Bank of America Says CRM Bearing Fruit

Bank of America Corp.'s patient approach to customer relationship management has been paying off, an executive says.

CRM software its global corporate investment bank started using nearly three years ago helped boost market share in underwriting and mergers and acquisitions more than 40%, said David H. Weaver, the Charlotte company's managing director of CRM services.

In addition, experience with the software has led to its use in three commercial customer groups and, earlier this year, in the company's private bank, Mr. Weaver said in a June interview.

Its Web-based CRM system, built on software from J.D. Edwards & Co. of Denver, was first used to give about 2,000 employees access to an existing database of corporate clients. Since then the system has been enhanced several times - and 8,500 employees can use it.

"We've gone through a series of very careful iterations, growing our capabilities along the way," Mr. Weaver said in a June interview. "We would rather roll out something that people are ready to use and get good adoption."

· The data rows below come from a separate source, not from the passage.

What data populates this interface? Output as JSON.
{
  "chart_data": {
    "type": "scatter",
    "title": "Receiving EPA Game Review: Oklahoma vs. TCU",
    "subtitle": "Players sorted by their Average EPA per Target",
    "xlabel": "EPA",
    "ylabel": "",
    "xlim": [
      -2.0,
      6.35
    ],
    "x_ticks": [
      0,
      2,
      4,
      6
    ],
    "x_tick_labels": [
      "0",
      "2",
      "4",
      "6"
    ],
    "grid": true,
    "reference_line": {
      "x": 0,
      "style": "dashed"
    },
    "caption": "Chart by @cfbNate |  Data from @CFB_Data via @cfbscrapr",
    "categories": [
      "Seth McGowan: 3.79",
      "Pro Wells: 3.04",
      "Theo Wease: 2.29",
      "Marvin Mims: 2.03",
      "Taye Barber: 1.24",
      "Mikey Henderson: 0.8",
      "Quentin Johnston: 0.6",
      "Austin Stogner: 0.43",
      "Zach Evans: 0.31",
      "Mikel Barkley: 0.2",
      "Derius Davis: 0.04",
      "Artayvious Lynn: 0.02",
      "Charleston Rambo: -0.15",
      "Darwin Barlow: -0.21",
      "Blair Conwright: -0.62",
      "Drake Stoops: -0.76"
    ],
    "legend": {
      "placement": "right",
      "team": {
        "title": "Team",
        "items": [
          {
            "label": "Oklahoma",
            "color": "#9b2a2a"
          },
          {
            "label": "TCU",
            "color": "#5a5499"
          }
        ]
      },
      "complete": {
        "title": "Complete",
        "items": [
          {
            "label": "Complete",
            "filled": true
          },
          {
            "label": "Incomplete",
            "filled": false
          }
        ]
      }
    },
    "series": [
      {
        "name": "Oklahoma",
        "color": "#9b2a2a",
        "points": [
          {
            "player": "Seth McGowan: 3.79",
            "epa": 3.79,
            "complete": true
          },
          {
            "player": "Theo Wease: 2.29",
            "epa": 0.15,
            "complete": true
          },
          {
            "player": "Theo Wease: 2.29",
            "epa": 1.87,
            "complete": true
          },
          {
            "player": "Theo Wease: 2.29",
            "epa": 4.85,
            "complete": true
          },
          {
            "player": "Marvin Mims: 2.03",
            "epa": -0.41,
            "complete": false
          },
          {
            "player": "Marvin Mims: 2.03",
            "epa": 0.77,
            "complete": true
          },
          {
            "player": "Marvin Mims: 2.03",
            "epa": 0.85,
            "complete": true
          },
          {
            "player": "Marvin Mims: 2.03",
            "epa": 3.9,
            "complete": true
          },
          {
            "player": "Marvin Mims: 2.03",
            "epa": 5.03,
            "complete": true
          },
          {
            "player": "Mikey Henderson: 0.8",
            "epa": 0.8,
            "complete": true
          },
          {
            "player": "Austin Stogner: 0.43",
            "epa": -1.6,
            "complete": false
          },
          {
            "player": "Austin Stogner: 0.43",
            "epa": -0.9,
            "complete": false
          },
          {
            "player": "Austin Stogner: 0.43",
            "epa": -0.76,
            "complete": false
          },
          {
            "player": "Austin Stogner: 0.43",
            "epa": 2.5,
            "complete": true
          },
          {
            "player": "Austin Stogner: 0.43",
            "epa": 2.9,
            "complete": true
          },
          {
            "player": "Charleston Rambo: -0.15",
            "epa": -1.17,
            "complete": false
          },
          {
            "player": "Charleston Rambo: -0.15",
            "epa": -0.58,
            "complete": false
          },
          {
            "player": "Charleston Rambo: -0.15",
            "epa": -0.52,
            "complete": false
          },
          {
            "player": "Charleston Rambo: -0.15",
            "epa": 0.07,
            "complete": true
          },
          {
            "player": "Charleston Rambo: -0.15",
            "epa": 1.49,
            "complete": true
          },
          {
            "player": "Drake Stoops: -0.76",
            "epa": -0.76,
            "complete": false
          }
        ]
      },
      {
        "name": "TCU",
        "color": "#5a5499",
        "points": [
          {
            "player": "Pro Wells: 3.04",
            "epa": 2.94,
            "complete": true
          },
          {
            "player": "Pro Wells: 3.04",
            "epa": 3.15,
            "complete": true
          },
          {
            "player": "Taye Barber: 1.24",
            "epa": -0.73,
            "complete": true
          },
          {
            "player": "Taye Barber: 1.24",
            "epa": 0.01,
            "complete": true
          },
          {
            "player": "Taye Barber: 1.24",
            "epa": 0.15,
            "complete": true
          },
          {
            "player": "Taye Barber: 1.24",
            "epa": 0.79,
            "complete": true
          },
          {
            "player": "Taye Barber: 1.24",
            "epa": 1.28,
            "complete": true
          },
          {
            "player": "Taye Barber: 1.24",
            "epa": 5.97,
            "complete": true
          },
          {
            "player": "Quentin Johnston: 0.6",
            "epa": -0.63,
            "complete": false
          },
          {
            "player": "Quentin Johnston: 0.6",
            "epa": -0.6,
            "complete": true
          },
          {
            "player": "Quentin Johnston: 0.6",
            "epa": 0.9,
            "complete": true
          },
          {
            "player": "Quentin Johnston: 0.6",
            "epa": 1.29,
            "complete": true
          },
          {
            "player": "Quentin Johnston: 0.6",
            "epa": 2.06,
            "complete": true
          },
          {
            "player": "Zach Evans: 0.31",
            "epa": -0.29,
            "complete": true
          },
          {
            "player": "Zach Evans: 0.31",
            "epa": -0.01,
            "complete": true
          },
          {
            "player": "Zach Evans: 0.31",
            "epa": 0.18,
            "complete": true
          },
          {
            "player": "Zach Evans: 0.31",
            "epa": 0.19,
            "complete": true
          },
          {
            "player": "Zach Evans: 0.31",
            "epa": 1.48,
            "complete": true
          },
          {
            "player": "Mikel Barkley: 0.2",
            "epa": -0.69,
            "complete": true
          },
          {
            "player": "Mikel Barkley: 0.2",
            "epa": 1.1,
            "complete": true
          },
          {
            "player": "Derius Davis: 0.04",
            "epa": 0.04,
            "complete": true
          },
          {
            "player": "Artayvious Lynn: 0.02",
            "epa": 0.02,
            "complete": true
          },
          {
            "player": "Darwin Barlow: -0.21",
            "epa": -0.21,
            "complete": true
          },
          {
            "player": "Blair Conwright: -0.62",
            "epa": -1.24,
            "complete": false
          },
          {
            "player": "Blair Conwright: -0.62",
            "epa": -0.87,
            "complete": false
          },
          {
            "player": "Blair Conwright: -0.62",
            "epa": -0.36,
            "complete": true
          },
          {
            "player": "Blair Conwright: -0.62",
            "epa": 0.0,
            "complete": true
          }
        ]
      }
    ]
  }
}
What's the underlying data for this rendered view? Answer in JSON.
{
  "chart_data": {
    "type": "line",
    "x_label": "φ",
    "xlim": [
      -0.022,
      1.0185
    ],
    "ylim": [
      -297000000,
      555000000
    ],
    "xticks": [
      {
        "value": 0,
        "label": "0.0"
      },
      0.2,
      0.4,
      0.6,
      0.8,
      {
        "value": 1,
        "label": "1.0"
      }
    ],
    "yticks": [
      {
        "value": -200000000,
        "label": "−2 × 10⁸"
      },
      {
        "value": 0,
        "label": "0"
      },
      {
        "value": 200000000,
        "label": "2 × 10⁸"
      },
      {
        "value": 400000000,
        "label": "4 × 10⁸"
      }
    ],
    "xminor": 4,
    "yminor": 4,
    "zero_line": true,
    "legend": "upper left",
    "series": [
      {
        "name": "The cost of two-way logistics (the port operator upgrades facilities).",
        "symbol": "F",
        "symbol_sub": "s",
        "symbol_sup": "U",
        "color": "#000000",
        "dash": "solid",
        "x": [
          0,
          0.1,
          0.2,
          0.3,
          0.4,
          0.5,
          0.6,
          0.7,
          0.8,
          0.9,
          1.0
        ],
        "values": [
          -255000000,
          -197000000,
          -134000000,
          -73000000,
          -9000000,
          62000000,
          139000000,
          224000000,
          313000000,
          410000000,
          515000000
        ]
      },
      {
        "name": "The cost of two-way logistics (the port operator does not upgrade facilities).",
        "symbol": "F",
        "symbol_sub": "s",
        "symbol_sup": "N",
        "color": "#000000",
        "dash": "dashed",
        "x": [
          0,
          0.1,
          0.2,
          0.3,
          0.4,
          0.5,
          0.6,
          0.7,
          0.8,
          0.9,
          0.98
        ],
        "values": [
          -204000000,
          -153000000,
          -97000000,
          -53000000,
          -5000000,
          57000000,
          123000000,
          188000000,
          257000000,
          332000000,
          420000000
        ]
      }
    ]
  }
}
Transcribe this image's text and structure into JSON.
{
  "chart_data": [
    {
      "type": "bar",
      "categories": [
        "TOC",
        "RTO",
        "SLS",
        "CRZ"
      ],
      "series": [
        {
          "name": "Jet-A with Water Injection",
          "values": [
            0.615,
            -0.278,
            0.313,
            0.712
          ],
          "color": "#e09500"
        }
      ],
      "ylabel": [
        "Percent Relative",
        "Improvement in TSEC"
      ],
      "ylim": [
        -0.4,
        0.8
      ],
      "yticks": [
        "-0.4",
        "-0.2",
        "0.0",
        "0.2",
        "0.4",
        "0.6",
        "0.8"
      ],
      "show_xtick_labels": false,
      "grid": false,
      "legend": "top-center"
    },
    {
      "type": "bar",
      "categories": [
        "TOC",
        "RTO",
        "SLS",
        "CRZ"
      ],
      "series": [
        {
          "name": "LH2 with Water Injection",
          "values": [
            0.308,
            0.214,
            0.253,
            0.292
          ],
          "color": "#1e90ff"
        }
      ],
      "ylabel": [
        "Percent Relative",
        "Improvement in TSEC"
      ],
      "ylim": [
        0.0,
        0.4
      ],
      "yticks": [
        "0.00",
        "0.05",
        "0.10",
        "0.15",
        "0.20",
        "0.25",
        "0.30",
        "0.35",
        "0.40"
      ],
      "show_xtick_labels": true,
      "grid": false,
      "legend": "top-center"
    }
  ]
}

A big challenge has been to make the customer database useful to salespeople when they go out on sales calls. "It must be easy enough that they will actually use it," he said.

Another key has been making sure the most appropriate sellers are assigned to accounts, Mr. Weaver said. "It's one thing to know or guess what the client's needs are. It's another thing to get the right people aligned against those needs," he said.

One strength of the system is that it can draw information from multiple databases, Mr. Weaver said. "It's more of a portal than it is a single integrated application. You want things that will sit on top of the legacy platform."

The corporate investment bank's needs are diverse, since it handles tasks from underwriting credit to advising clients on merger deals to providing treasury management services.

The 8,500 current users include relationship managers and product support staff as well as salespeople. An unusually high 60% use the system regularly, Mr. Weaver said. "That's pretty close to a saturation number," he said.

J.D. Edwards, meanwhile, has been in the crossfire of Oracle Corp.'s hostile takeover bid for PeopleSoft Inc. of Pleasanton, Calif.